Opinion
Geo. F. Lowenthal, of Philadelphia, Pa., for claimant.
Bertram Bennett and Jenkins, Bennett & Libby, all of Philadelphia, Pa., for trustee.
KIRKPATRICK, District Judge.
The Referee was of the opinion that there was no evidence before him that this was a bailment for sale. In this I think he was in error. The evidence seems to be quite clear to the effect that, when this claimant delivered the goods in question and had the bankrupts execute the bailment lease form, it was thoroughly understood that the bailees were merchants, that the goods were to go into their stock in trade, and that they intended to sell them to their customers. I find this to be the fact. Consequently Leitch v. Sanford Motor Truck Co., 279 Pa. 160, 123 A. 658, does not rule the case.
In Hoeveler-Stutz Co. v. Cleveland Motor Sales Co., 92 Pa.Super. 425, the Court had before it a transaction which the parties had put in the form of a bailment lease. The evidence showed that it was not a bailment for use, but for sale. The Court held that the form of the transaction did not protect the manufacturer or distributor against customers of the bailee to whom he had sold the articles which were the subject of the bailment. The Court, although using some general language, was rather careful to go no further than the facts of the case before it, and the question presented by this case, namely whether a bailment for sale is good against creditors of the bailee, was not decided.
The law in most jurisdictions, including Pennsylvania, recognizes a sharp distinction in its policy toward bailments for use and bailments for sale, but, in the latter form of transaction, no policy requires that a lesser measure of protection should be given to creditors of the bailee than to purchasers from him. As an instrumentality of credit, the bailment lease in Pennsylvania supports a vast volume of buying of consumer goods and equipment, domestic, commercial and industrial, and makes available a great reservoir of purchasing power. The system is now so well understood by business men and credit agencies that very little fraud or hardship is possible so long as it is confined to bailments for use. Its further extension, on the other hand, into the field of bailments for sale, by which merchants can be fully stocked with goods which no creditor can reach (already possible to a limited extent by delivery on consignment) would meet no economic need and would be in direct contravention of the policy of the State which forbids secret liens and reservation of title as fraudulent against creditors.

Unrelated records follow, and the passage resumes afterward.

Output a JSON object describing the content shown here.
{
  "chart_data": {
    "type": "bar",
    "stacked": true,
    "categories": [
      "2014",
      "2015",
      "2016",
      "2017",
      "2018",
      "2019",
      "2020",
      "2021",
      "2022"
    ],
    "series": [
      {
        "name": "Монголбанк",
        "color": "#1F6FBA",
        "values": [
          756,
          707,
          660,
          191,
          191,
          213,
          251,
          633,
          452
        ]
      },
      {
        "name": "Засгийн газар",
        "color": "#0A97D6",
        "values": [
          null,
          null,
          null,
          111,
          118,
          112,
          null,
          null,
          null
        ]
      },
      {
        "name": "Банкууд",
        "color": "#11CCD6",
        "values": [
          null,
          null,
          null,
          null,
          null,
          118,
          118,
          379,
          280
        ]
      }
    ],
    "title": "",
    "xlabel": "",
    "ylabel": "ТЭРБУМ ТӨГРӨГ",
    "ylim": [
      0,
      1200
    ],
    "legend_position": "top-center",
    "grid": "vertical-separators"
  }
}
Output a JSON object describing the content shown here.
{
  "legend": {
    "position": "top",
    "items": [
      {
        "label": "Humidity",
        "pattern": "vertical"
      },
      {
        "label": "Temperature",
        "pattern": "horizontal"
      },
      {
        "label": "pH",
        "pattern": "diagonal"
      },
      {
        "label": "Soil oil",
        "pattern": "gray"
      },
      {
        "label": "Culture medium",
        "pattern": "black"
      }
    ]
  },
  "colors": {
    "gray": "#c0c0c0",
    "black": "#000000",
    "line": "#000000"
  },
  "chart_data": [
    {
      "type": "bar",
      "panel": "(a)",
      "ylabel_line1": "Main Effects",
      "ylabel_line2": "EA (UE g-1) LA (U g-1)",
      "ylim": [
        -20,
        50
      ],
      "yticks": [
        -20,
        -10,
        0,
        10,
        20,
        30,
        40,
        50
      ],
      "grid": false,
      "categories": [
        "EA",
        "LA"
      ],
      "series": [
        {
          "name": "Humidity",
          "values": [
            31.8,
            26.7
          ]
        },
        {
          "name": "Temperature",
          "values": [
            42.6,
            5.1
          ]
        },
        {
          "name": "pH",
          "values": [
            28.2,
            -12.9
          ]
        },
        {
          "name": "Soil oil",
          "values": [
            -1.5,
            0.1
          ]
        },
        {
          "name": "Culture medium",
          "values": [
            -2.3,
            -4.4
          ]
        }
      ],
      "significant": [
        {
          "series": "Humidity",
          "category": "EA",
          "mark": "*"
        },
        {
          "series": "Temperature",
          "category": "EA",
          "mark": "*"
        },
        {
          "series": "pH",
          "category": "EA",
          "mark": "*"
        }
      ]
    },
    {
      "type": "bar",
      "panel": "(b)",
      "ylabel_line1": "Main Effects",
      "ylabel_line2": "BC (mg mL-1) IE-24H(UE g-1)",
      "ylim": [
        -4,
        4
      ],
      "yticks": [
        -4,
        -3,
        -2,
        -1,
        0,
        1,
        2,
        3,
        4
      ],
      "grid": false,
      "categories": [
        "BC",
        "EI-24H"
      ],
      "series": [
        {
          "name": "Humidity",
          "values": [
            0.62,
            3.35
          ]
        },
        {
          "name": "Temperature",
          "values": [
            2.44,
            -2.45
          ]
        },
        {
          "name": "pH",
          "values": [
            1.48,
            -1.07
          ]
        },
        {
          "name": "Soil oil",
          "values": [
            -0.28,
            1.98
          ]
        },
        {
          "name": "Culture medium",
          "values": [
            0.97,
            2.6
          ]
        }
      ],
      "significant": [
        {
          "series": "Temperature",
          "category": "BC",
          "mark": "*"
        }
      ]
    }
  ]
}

The Circuit Court of Appeals for the Third Circuit in General Motors Acceptance Corp. v. Horton, 85 F.2d 452, There had been considerable confusion in the decisions of this District and Circuit arising from attempts of the Courts to get at the real nature of these transactions, disregarding the form. In the decisions cited, it was finally settled that the form would control, regardless of the ultimate intention, except in certain specified cases. One of the exceptions was where the circumstances showed that the owner was 'willing to sell the chattel purely on credit. ' The Court went on to say: 'In the absence of evidence showing such a willingness the form into which the parties have cast their transaction will be sustained. ' In re Stein, supra.
A manufacturer or distributor can now place goods for sale in the hands of a merchant in Pennsylvania upon consignment, and have them entirely free from claims of creditors. By requiring the merchant to hold the proceeds and transmit them to him in trust, he shows conclusively that he is unwilling to extend credit. In the present case there was no such restriction. The claimant here placed goods in the hands of the bankrupts knowing that they intended to sell them and knowing that, under the law, when they had been sold, he could have no recourse to the specific property nor to the fund realized by the sale, but could only recover on the general credit of the merchants. This, it seems to me, clearly shows a willingness to make the sale on credit and takes it out of the rule laid down by the Circuit Court of Appeals for the Third Circuit in the Horton case. It is true that Judge Maris in the Stein case accepted the mere fact that a bailment lease was used as evidence that a sale on credit was not intended. But, as has been noted, that was a bailment for use only, the purchaser could not have transferred title to the goods to anyone else, and the distributor always had his lien upon the goods to protect his price. The transaction here amounts in substance to an abortive or imperfect consignment, and if it should be sustained much of the law relating to creditors' rights in goods consigned for sale would have to be rewritten.
I therefore hold that where the bailment is for sale the property bailed passes to the bailee's trustee in bankruptcy.
The order of the Referee is reversed.